Nettetal Vom Ball an die Pfeife

Nettetal · Julia Schröder ist für Rhenania Hinsbeck als Schiedsrichterin im Einsatz. Die 18 Jahre alte Schülerin muss sich auf dem Platz vor allem bei Herrenmannschaften immer wieder behaupten.

 Julia Schröder ist Fußball-Schiedsrichterin. Dabei begegnet sie häufig albernen Klischees.

Julia Schröder ist Fußball-Schiedsrichterin. Dabei begegnet sie häufig albernen Klischees.

Foto: Busch

Sie entspricht keinem Klischee. Auf den ersten Blick hat sie etwas Puppenhaftes. Die langen blonden Haare umrahmen in Wellen ihre großen Augen mit den langen, geschwungenen Wimpern.

Mit ihrer zierlichen Statur wirkt Julia Schröder fast zerbrechlich. Sie ist Fußball-Schiedsrichterin. Auf dem Platz muss sie sich sofort Respekt verschaffen. Besonders wenn Männer nach ihrer Pfeife tanzen sollen. "Ich mich auf keinen Fall auf Diskussionen einlassen. Die Spieler versuchen das immer wieder, doch da bin ich konsequent", sagt sie.

Sie leitet seit zwei Jahren neben Jugendspielen auch Begegnungen in der Frauen-Landesliga und der Herren-Kreisliga C. "Als ich angefangen habe, wollte ich unbedingt höherklassige Partien pfeifen. Da ich jedoch im nächsten Jahr Abi mache, muss ich mich auf die Schule konzentrieren."

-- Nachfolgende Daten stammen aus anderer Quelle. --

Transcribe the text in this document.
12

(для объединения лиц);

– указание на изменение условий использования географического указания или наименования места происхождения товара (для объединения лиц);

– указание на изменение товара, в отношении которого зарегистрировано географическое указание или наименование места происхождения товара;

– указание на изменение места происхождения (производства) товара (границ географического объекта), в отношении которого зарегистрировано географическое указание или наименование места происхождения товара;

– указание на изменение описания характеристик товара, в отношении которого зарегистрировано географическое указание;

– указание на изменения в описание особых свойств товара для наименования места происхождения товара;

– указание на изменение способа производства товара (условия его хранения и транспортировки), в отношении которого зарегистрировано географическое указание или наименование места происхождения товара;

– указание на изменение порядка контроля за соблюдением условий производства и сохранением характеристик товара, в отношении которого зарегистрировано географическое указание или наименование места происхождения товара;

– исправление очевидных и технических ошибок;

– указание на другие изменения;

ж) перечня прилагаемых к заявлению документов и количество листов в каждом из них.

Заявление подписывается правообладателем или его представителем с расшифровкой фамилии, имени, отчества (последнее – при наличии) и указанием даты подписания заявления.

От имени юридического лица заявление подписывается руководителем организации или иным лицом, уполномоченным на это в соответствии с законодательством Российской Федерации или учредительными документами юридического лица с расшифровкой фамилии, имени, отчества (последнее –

Der 18-Jährigen bleibt nicht genug Zeit für das tägliche Training. "Zwar jogge und schwimme ich regelmäßig, doch wer als Schiedsrichter etwas erreichen will, muss jeden Tag ein intensives Fitnesstraining absolvieren, sonst ist der Fifa-Lauftest nicht zu schaffen", berichtet Julia Schröder.

Die Mittelfeldspielerin ist durch Zufall zur Pfeife gekommen. "Mein Vater hat mir vom Lehrgang erzählt, den er machen wollte. Ihm kam etwas dazwischen, und ich bin für ihn hingegangen. Es war eine spontane Entscheidung. Doch mit der Zeit hat mich das immer mehr gereizt."

Entschlossen wechselte die Hinsbeckerin die Seiten und tauschte das Trikot von Fortuna Dilkrath gegen den Dress der Unparteiischen. Sie hat eine andere Perspektive gewonnen. "Als Spielerin war ich voller Emotionen. Als Schiedsrichterin muss ich das Spiel aus einer neutralen Position beurteilen."

Sie hat aber eine Einsamkeit kennen gelernt, die ihr als Teamsportlerin fremd war. "Auf dem Platz bin ich alleine und wenn ich mal was nicht gesehen habe, bin ich gleich schuld." Eine Fehlentscheidung zu revidieren, kann sie sich nicht leisten. "Wenn ich Abseits gepfiffen habe, muss ich dabei bleiben, sonst stellen Spieler alles in Frage."

Für die Schülerin ist jedes Spiel die Herausforderung zu beweisen, was sie drauf hat. "Es reizt mich zu zeigen, dass ich das als Frau schaffen kann." Vor Vorurteilen schützt sie ihr Selbstbewusstsein nicht. "Die Sprüche, ich sollte lieber stricken gehen, höre ich nicht mehr. Als ein Spieler mal mit erhobener Hand vor mir stand, habe ich ihn mit Rot vom Platz geschickt, doch als ein Trainer mich mal bis in die Kabine verfolgt hat, hatte ich ein mulmiges Gefühl." Der Trainer erhielt eine Geldstrafe.

Wenn sich die Hinsbeckerin die Spiele der Fußball-Frauen-Weltmeisterschaft anschaut, wandert ihr Blick oft zur Schiedsrichterin. "Früher habe ich darauf nie geachtet, doch seit ich etwas Hintergrundwissen habe, beobachte ich schon, wie die Laufwege sind, wie sie das Spiel gestaltet und brenzlige Situationen regelt." Wenn sie selbst im Einsatz ist, achtet sie darauf, ordentlich gekleidet zu sein und verzichtet auf Schmuck. Sie will ernst genommen werden und keine Klischees bedienen.